The problem with this line of thinking is that it assumes every relationship you enter provides linear value rather than value of great significant at intermittent periods. The value of the property manager comes when a tenant is late on payment or when a maintenance request is made that requires quick action or the hiring of a third party. Typically, property managers enter into relationship with contractors and maintenance providers at a bulk/discount rate compared to what you would find locating your own provider, and that alone could result in savings greater than whatever fee for property management is charged.

The advice to dodge property management fees are usually totally bunk unless you are someone who is a handyman and are attuned to dealing with the give-and-take of unpleasant social interactions on a semi-regular basis.

If there is an area to save money with a property manager that you hire, it’s usually in the area if you are dealing with a manager that tries to charge a fee while the property is vacant. A simple request that the fee be waived and that you’ll find a property manager who does not that fee is often enough to eliminate it. I also think it’s ethically sound because no value is being provided while the property is vacant.

5. Most posters on the Bigger Pockets forum do not realize the effect of the bankruptcy code when dealing with foreclosures.

Some of the investors who brag about foreclosures, tax sales, and other transactions that I’ll broadly describe as the category of “non-voluntary divestments of property ownership” seem to be naive about some of the tactics that someone who is about to lose their home can and do take.

For instance, if someone is about to have their primary residence be foreclosed on them, it is frequently the factual case that the homeowner is in a difficult financial position. As a result, these are the type of individuals who are often fair or even excellent candidates for a bankruptcy filing. Well, when someone files for bankruptcy, something called the automatic stay goes into effect. This means that all creditor actions against the debtor are frozen, and nothing can happen without court approval to do so, which often takes at least ninety days, and sometimes can drag out more depending upon the circumstances of the bankruptcy, the particular chapter filing, and what other creditors are out there.
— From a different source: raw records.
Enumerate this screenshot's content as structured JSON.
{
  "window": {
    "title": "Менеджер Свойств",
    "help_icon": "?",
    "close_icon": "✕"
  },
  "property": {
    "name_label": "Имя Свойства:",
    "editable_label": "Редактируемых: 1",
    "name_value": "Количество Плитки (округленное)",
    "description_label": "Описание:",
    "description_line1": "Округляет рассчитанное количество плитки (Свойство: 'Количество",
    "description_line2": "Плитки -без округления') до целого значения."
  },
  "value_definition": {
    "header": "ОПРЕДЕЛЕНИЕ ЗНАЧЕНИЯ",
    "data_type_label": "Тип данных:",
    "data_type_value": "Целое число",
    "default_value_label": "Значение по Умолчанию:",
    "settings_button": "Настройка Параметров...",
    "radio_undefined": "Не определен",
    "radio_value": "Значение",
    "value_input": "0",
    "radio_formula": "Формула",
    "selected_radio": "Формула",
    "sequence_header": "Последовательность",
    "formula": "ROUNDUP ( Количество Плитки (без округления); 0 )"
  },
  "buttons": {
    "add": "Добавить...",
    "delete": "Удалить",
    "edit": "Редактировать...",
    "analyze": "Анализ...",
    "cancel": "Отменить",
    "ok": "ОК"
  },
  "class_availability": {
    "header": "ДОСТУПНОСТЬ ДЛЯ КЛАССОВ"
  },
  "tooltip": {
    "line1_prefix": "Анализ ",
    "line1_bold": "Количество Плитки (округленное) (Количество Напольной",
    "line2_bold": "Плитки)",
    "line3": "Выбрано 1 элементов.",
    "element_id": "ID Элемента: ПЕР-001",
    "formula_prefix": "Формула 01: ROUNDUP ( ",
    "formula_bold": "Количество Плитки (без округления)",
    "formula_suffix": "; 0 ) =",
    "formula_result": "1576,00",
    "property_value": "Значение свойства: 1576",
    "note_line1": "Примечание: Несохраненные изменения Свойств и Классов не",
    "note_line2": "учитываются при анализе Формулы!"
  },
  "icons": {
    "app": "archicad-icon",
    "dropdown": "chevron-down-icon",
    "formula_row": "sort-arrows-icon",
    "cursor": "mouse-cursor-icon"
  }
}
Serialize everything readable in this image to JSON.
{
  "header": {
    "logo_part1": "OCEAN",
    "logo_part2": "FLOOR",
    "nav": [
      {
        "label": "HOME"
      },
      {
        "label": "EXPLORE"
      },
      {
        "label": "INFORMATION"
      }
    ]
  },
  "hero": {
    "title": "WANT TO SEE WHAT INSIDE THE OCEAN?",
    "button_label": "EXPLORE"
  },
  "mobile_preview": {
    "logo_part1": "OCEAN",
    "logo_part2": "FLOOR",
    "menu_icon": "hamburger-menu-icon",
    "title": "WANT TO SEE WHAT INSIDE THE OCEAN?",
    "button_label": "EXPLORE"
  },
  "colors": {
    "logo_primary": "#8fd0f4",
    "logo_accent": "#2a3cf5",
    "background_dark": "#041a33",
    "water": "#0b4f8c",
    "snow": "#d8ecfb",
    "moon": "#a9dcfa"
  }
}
This means that you could, say, buy a promissory note that is purportedly secured by a house, not get the promissory note paid, move forward with taking action to foreclose on the property, have the owner file for bankruptcy, and then you don’t get paid anything while the automatic stay is in effect. If you yourself obtained financing to purchase the note, you have to make payments on that even if the owner of the property is no longer paying back their mortgage note. That is what can happen when debt interacts with debt interacts with the bankruptcy code interacts with housing laws. Don’t shoot the messenger.

6. Speaking of mortgage notes, there is a current trend in place for individual investors to buy mortgage notes on the secondary market that some other investor does not want.

Almost always, these notes are non-performing. If someone was paying their $850 per month mortgage note every month as expected, it is unlikely that the holder would be selling it as it is fulfilling its intended purpose and the secondary mortgage transfer market for performing loans is already quite robust and has an active bidding price between banks that it is unclear why an individual investor would have the opportunity.

So if you are obtaining a non-performing note, you better know the ins and outs of your state’s foreclosure laws and be ready to pay the thousands of dollars in attorney’s fees for the eviction action, court fees, and also risking the possibility that the former owner will destroy the property on their way out of the residence as a final farewell. And, of course, all of this is occurring while you are not getting paid rent or exercising control over the property for some profitable end, which is especially problematic if the funds you used to buy the mortgage note were financed.